A project to use carbon credits to finance the free delivery of water filters to 4.5 million people has been sharply criticised by a US expert. Mulago Foundation director Kevin Starr calls Verstergaard Frandsen’s Carbon for Water initiative a “loopy funding scheme paired with a lousy public health solution”. The company maintains it is providing a sustainable solution by guaranteeing free service and repair for the next 10 years.
The Verstergaard Frandsen company, in partnership with the Kenyan Ministry of Public Health and Sanitation, has delivered 900,000 of their LifeStraw Family water filters free-of-charge to households in the Western Province of Kenya through their Carbon for Water programme.

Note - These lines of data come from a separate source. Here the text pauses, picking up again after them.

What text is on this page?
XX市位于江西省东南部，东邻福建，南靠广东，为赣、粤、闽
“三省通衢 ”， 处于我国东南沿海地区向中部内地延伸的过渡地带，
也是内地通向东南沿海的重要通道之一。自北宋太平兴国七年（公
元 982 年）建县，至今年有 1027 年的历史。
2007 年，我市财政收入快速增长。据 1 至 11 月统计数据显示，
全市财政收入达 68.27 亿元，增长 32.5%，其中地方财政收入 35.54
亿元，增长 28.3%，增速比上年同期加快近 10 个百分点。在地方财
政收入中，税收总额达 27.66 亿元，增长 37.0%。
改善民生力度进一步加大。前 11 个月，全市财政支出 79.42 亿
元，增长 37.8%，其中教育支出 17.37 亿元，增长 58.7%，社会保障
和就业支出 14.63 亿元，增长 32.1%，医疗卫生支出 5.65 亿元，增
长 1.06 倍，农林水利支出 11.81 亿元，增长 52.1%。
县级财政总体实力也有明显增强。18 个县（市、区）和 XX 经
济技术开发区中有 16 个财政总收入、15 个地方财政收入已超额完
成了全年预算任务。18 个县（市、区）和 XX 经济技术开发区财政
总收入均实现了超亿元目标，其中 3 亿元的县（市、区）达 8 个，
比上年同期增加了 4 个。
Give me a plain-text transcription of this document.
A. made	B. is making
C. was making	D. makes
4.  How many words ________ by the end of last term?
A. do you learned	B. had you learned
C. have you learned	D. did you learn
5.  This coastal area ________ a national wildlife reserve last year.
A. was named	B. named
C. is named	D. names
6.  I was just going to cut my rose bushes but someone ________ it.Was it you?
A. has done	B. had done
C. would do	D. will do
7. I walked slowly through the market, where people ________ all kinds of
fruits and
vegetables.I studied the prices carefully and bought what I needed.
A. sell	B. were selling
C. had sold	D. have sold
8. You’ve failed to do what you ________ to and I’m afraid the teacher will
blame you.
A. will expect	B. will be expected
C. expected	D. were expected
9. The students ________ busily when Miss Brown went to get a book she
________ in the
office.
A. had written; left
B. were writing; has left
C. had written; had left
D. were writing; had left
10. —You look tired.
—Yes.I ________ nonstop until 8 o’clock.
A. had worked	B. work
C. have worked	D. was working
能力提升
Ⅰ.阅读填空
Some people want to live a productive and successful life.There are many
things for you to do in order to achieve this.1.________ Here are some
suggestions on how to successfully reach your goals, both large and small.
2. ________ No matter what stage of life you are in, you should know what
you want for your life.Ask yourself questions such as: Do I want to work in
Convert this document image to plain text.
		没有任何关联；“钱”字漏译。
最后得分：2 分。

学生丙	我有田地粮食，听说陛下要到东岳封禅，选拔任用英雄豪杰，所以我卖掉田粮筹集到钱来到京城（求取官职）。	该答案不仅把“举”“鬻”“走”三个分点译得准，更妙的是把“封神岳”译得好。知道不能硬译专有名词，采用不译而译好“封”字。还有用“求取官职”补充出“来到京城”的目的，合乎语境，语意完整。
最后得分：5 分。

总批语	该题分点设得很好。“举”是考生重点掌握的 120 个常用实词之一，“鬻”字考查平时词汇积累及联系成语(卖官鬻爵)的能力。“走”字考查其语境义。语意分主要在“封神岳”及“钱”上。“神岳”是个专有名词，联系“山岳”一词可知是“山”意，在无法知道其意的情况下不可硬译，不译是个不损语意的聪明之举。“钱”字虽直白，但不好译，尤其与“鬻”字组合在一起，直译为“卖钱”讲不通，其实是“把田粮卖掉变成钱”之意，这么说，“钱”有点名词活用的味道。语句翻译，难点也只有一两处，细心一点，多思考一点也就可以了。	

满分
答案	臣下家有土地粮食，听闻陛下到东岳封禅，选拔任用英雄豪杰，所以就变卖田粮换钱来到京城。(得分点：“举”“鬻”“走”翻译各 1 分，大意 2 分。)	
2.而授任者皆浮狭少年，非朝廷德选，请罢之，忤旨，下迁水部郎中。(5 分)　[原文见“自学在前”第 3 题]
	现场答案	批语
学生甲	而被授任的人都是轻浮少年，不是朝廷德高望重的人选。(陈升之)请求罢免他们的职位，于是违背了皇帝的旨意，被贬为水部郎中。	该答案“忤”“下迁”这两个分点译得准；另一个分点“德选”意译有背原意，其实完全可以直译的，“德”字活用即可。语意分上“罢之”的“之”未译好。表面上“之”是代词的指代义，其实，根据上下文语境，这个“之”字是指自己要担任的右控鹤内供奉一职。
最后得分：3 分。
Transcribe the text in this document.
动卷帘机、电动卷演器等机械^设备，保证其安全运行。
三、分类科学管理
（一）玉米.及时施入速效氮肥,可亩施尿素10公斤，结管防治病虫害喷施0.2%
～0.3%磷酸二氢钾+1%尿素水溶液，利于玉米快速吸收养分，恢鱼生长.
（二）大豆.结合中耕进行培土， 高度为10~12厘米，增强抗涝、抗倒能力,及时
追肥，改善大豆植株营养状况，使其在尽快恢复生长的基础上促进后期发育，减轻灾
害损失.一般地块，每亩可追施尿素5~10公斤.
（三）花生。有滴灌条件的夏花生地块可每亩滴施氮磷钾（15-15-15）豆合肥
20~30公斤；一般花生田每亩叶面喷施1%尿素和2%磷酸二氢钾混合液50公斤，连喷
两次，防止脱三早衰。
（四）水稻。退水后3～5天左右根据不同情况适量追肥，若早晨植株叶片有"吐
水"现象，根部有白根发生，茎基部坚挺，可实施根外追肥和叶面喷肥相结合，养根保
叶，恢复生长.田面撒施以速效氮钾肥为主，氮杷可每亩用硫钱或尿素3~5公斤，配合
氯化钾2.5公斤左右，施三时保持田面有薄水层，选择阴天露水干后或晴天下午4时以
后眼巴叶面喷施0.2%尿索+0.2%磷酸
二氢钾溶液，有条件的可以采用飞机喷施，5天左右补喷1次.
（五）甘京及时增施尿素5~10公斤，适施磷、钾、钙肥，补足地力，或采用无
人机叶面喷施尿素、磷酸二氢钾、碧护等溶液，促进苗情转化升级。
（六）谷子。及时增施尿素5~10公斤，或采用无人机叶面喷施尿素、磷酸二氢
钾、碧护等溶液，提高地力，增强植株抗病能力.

Using filters instead of boiling water with firewood will lead to significant reduction in carbon emissions the company says. This earns them carbon credits that they can sell to companies in countries that have carbon caps and exchanges. Vertergaard Frandsen is investing US$ 30 million (Euros 20.7 million) in the project. It expects to generate a CO2 emission reduction of two to 2.5 million tonnes per year which it will sell on the voluntary carbon credit market. The company says it has already made an advance deal worth 1.8 million tonnes of carbon emissions with the US bank JP Morgan Chase, adding that the current market value oscillates between six and 10 euros per tonne.